What is happening here is that the implementation of Benchmark::try_match checks if the benchmark matches the runtime parameters in the associated input. For the case of the example, this always succeeds. If the try_match is successful, then the benchmarking infrastructure will call Benchmark::run. This mechanism allows multiple backend benchmarks to exist and pull input from the deserialized inputs present in the current run. If multiple benchmarks match an input, then the benchmark with the lowest MatchScore will be selected.

The argument checkpoint: diskann_benchmark_runner::Checkpoint<'_> allows long-running benchmarks to periodically save incremental results to file by calling the .checkpoint method. This function creates a new snapshot every time it is invoked, so benchmarks do not need to worry about redundant data.

The argument output: &mut dyn diskann_benchmark_runner::Output is a dynamic type where all output should be written to. Additionally, it provides a ProgressDrawTarget for use with indicatif progress bars. This supports output redirection for integration tests and piping to files.

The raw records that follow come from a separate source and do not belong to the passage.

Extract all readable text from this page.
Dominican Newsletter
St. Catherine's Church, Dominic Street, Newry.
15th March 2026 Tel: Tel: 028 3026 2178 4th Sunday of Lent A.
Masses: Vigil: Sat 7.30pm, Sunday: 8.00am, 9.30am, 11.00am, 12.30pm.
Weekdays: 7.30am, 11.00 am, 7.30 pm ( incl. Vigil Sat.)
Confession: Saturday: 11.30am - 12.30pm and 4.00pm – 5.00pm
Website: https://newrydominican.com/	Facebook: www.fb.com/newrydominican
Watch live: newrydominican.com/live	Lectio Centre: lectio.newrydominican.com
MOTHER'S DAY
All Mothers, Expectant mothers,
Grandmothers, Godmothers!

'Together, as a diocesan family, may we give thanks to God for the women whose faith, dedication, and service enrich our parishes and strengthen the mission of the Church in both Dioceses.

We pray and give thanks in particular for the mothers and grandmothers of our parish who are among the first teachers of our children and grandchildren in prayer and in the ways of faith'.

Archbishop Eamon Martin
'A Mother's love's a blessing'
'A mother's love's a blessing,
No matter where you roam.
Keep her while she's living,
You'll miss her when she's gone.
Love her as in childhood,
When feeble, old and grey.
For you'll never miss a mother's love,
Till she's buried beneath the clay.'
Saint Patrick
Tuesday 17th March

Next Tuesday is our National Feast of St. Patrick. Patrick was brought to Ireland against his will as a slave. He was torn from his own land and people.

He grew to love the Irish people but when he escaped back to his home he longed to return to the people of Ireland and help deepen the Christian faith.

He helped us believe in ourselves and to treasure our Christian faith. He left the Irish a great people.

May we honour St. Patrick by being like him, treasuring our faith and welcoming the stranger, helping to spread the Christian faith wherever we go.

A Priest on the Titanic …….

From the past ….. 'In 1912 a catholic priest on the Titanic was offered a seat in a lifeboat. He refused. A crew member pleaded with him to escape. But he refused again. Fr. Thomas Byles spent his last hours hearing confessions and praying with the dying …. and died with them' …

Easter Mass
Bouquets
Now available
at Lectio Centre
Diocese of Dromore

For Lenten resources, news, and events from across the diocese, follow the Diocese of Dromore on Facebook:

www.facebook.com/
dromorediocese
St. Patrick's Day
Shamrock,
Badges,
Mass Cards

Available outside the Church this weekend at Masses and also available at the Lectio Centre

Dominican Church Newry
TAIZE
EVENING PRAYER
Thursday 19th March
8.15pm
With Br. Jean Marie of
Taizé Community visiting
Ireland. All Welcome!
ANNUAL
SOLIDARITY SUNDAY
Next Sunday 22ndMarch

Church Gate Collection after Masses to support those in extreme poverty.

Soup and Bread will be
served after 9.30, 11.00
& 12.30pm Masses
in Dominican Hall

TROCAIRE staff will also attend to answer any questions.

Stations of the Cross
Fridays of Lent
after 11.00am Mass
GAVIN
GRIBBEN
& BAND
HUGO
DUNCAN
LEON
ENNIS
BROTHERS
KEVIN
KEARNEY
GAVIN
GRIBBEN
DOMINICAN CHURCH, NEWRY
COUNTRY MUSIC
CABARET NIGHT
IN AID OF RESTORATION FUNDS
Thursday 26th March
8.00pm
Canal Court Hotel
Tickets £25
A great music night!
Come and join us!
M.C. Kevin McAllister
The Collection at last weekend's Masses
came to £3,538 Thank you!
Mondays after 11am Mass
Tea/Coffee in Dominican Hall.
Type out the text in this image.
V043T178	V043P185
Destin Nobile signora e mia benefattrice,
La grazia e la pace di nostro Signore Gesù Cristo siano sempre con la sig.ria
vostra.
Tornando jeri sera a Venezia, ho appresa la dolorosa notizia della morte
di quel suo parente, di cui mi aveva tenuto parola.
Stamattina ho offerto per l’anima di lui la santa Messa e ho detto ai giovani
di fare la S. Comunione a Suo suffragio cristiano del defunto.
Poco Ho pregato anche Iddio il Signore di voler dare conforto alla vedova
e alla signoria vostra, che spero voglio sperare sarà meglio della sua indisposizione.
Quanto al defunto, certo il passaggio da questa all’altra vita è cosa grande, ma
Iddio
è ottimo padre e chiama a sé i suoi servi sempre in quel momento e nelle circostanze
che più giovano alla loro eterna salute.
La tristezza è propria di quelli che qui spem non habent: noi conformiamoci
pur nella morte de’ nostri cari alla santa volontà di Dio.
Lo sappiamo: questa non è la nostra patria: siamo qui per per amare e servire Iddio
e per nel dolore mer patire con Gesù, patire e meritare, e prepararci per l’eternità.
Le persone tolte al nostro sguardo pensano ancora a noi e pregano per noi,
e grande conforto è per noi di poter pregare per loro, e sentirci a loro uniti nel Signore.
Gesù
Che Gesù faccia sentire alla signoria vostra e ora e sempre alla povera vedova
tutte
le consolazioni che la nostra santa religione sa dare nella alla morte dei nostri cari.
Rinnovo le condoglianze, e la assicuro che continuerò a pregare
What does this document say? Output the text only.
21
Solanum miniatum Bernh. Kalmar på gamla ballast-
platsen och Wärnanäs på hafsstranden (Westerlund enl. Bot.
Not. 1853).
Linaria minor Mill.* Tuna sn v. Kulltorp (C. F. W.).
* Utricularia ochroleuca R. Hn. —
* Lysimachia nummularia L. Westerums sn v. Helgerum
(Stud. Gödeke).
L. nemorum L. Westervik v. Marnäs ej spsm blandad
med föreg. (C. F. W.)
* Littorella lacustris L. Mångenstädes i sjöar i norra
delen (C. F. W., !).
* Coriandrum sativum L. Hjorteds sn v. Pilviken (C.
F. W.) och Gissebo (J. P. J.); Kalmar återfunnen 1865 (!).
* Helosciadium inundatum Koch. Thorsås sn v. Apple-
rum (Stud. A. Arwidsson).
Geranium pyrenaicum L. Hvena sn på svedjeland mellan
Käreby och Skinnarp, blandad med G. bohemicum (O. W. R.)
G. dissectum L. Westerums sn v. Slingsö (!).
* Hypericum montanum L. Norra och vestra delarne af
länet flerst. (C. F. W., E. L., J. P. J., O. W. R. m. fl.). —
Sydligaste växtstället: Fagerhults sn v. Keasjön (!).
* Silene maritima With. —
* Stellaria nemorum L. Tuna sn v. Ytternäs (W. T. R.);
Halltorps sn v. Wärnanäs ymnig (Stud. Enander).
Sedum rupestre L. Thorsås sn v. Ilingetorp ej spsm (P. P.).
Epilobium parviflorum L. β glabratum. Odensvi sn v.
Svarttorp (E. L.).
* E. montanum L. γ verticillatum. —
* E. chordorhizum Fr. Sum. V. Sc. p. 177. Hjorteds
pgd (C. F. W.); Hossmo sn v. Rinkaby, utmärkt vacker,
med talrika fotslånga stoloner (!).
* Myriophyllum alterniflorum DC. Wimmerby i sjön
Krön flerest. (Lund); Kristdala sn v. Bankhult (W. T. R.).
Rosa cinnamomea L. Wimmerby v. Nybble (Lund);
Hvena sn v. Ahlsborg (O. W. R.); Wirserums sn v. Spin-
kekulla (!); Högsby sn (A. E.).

With the benchmark registered, that is all that is needed.

Matching with try_match

The functionality offered by Benchmark::try_match is much more powerful than what was described in the simple example. In particular, careful implementation will allow your benchmarks to be more easily discoverable from the command-line and can also assist in debugging by providing "near misses".

Fine Grained Matching

The method Benchmark::try_match returns both a successful MatchScore and an unsuccessful FailureScore. The registry will only invoke methods where all arguments return successful MatchScores. Additionally, it will call the method with the "best" overall score. So, you can make some registered benchmarks "better fits" for inputs returning a better match score.

When the registry cannot find any matching method for an input, it begins a process of finding the "nearest misses" by inspecting and ranking methods based on their FailureScore. Benchmarks can opt-in to this process by returning meaningful FailureScores when an input is close, but not quite right.

Benchmark Description and Failure Description

The trait Benchmark has another method:

fn description(f: &mut std::fmt::Formatter<'_>, from: Option<&Self::Input>);

This is used for self-documenting the matching rule: If from is None, then implementations should write to the formatter f a description of the benchmark and what inputs it can work with. If from is Some, then implementation should write the reason for a successful or unsuccessful match with the enclosed value. Doing these two steps make error reporting in the event of a dispatch fail much easier for the user to understand and fix.

Refer to implementations within the benchmarking framework for what some of this may look like.